Enterprise gateway blocking. Companies running Proofpoint, Mimecast, or Microsoft Defender often have security layers that detect and block verification probes entirely. The gateway rate-limits or rejects your SMTP connection before it ever reaches the actual mailbox server. This is increasingly common at mid-market and enterprise companies - exactly the accounts most outbound teams are trying to reach.
No verification tool gives you 100% accuracy. It's structurally impossible when a third of B2B domains accept everything. The real question isn't "which verifier is most accurate" - it's "how do I avoid needing to verify in the first place?" (If you’re cleaning lists because you scraped them, see web scraping lead generation.)

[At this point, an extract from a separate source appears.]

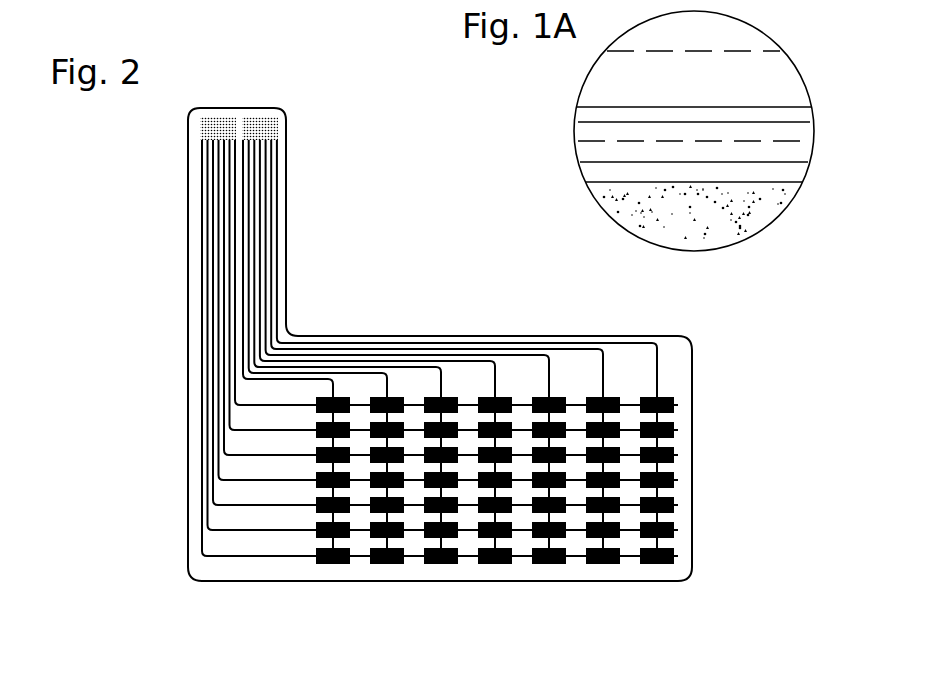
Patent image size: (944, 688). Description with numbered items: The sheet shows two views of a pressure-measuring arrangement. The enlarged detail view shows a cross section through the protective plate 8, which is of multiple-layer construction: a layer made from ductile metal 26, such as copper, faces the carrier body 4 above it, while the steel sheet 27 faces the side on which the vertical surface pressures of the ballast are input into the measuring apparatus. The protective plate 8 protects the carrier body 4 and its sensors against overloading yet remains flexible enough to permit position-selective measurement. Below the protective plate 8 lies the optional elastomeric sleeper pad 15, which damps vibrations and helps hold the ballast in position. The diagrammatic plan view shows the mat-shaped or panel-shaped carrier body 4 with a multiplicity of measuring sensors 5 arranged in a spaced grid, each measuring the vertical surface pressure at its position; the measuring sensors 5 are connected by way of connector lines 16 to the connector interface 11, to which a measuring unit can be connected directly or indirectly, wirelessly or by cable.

Which Method Should You Use?
| Situation | Best Method |
|---|---|
| One-off email check | Free tool (Verifalia, Hunter) |
| SMTP troubleshooting | Manual Telnet |
| Cleaning a dirty list | Bulk verifier (NeverBounce, ZeroBounce) |
| Outbound prospecting | Pre-verified data source |
For outbound prospecting, the smartest move is to never need verification at all. Prospeo runs every email through a 5-step verification process - catch-all handling, spam-trap removal, honeypot filtering - before it ever appears in your search results. With 98% email accuracy and a database that refreshes every 7 days, you're starting with clean data instead of buying a list and then paying again to clean it. Free tier gives you 75 emails per month to test it. If you want to level up the rest of your outbound motion, use these sales prospecting techniques.
Buying a list and then paying $0.008/email to clean it is a false economy. Prospeo gives you pre-verified emails at ~$0.01 each - no bulk verifier needed, no unknown results to sort through, no bounced sends torching your sender reputation.
One cost, zero bounces. That's how outbound should work.
FAQ
Can you check if an email is valid without sending a message?
Yes. The SMTP RCPT TO method checks whether a mail server accepts a recipient without delivering anything. Verification tools automate this exact process. The limitation is catch-all domains - they accept any address, returning a false "valid" result for every query.
Why do different email checkers give different results?
Each tool handles catch-all domains, greylisting, and retry logic differently. One verifier might flag a greylisted address as "unknown" while another retries and confirms it. Timing matters too - check the same address an hour apart and greylisting behavior can change the result.
How often should I re-verify my email list?
At minimum, quarterly. Business email lists decay by roughly 22-28% annually, so even a list verified in January will have meaningful rot by April. If you're sourcing contacts from a platform with a weekly data refresh cycle, re-verification becomes unnecessary - every record stays current automatically.
Is there a reliable way to verify emails on catch-all domains?
Not with standard verification alone. Since catch-all servers return 250 OK for every address, no tool can definitively confirm a specific mailbox exists. Your best options: use a verification service with advanced catch-all scoring, cross-reference the address against known patterns at the company, or start with a data provider that handles catch-all resolution through multi-step verification before delivering results to you.